In the background, the Cycling Proficiency Test was developed, with the first test being given to seven children in October 1947. The National Cycling Proficiency Scheme was introduced by the UK government in 1958, with statutory responsibility for road safety – including the provision of child cyclist training – being given to local authorities in 1974. The more cynical might hear a death knell at this point, and indeed the NCPS soon declined and fell apart – partly because there was no standard underpinning it. The inevitable outcome was a generation of people who had not learned to ride their bikes safely on the roads in the UK, and therefore did not pass the skills on to their children. The future looked petrol-driven…
Thankfully, in 2005 along came Cycling England, funded by the Department for Transport, and it quickly launched various initiatives such as cycling demonstration towns, a cycle journey planner – and Bikeability, in 2006. The scheme had the tagline “Cycling Proficiency for the 21st Century”. The aim was to professionalise the provision of cycle training to children (instructors would be required to be able to ride bikes themselves – a revolutionary concept at the time!), and to create a progression from Level 1 to Level 3, building on some aspects of Franklin-inspired existing training. As for structure, the plan was to create a national standard, to brand it, and to pay instructors via registered Bikeability Schemes.

All went well until April 2011, when Cycling England perished on “the bonfire of the quangos”. Much of its work was scrapped but the incoming government was persuaded to continue to fund Bikeability because it was established, popular, successful and relatively cheap (i.e. politicians could look good for very little financial outlay). The DfT put the management and administration of Bikeability out to tender and two former Cycling England employees – modesty forbids – created a company to put in a bid, and were successful. The idea of creating a Bikeability Trust – with charitable status – to bid for the support contract was raised, but the option was abandoned when the DfT pointed out that a contract could not be awarded to an entity with no financial track record. But the seed had been sown…

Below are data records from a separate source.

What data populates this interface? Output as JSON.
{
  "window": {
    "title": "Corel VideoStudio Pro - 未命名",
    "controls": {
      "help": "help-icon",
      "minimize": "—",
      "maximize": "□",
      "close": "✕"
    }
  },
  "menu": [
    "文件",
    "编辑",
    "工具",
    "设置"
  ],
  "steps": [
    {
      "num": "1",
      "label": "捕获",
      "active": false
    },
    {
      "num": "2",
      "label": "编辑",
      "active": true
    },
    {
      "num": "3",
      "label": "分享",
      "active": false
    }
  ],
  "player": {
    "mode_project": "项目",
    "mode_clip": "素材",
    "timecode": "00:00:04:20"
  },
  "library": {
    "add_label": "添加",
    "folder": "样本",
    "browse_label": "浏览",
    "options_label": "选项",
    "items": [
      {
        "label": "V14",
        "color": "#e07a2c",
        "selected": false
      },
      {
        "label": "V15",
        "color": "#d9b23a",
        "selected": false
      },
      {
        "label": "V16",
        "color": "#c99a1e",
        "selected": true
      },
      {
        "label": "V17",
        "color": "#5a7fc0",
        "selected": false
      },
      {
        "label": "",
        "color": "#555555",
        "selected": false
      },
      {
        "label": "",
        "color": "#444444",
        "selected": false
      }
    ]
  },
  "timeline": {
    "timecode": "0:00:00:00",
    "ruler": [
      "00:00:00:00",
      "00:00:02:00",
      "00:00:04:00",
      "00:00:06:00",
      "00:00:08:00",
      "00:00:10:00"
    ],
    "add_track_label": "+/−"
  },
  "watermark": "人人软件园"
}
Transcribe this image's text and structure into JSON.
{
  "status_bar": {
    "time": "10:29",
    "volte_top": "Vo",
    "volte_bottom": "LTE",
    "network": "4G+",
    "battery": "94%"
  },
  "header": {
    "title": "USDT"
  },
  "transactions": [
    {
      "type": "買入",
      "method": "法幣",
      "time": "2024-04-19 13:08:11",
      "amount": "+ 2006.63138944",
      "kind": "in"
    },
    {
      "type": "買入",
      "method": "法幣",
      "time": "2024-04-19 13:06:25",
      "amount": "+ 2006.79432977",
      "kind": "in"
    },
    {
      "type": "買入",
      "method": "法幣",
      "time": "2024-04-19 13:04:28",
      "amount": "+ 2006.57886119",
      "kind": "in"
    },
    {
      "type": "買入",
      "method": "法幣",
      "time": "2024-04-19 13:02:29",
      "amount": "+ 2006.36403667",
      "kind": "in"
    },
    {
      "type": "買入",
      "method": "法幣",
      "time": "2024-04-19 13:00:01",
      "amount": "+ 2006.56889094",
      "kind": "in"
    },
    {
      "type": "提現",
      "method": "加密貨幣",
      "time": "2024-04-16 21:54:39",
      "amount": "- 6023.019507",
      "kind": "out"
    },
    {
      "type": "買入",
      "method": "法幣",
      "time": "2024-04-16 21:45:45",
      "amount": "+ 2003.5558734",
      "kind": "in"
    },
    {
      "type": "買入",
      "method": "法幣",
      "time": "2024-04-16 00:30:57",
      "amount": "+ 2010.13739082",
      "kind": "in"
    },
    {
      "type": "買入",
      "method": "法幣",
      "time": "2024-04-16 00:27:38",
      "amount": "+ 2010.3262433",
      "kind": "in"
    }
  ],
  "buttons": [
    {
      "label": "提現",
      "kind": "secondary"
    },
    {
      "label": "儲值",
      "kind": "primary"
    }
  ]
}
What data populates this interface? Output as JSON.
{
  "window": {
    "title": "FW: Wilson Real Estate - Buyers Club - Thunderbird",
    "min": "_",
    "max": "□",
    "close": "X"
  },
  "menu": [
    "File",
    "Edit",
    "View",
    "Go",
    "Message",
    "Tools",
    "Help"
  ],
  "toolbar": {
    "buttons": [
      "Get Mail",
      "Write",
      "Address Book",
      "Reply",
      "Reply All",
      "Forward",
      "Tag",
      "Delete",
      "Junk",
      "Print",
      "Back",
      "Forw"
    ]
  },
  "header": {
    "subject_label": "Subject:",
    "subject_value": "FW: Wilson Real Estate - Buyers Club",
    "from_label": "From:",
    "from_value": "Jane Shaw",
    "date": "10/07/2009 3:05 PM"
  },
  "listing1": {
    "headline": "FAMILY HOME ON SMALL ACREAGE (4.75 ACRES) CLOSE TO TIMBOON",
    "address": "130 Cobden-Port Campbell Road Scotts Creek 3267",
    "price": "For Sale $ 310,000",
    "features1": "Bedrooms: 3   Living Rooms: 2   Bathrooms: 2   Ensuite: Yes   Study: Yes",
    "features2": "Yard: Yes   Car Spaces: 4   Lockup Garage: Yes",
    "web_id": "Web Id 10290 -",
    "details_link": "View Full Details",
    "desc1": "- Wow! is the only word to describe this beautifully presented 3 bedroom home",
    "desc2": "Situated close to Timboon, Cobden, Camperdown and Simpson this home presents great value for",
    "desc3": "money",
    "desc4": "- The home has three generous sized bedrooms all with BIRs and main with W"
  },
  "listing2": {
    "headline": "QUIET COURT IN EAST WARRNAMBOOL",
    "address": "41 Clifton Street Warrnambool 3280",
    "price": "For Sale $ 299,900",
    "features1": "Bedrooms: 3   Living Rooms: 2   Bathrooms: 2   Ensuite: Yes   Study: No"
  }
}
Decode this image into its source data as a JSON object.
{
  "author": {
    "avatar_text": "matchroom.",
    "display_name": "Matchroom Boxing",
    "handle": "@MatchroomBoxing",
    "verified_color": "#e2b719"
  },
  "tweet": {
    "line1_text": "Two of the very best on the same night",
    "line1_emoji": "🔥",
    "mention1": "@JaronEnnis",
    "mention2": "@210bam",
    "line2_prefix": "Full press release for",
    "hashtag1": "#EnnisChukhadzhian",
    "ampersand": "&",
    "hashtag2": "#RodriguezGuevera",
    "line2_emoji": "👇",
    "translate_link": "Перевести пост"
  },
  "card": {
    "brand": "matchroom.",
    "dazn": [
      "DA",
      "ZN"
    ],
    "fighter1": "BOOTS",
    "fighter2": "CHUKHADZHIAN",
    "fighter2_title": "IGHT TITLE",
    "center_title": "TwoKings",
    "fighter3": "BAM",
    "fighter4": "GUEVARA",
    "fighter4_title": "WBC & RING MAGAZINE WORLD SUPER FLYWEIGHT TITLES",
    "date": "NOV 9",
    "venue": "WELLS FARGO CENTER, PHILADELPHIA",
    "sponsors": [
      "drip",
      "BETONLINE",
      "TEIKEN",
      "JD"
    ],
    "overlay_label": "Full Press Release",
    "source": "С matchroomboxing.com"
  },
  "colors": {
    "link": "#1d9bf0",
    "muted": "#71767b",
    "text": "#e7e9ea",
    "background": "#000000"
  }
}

Next month I will explain how the Bikeability Trust eventually saw the light of day, and some of our plans for the future.


29th June 2018
Halfords announced as major sponsor of Bikeability – what does this mean for the industry?

The Bikeability Trust is delighted to have secured a deal with Halfords, to sponsor Bikeability for an initial 3 years. This was announced earlier today by Transport Minister Jesse Norman at the annual Cycle City Active conference in Manchester. Press release here.

Halfords has 460 stores nationwide and 90% of the population live within 20 minutes of a store – they have the capacity to market Bikeability widely, as well as offer promotions and training to a large number of people.

The Bikeability Trust will be appointing a Partnership Manager to develop and deliver a promotion and communications strategy with Halfords and their own communications team. We anticipate that this PR activity will significantly raise the profile of Bikeability at a national level amongst the general public (through media coverage and promotion via Halfords stores/on-line and other forms of marketing) as well as with key audiences for Bikeability including schools, teachers, parents and potential trainees through targeted promotions and information campaigns. In turn this will hopefully encourage more people (especially hard-to-reach groups) to take up cycle training.

The Bikeability Trust will be working closely with Halfords over the summer to start to deliver some of these benefits for the industry and will provide regular updates to local authorities, schemes and instructors on our progress.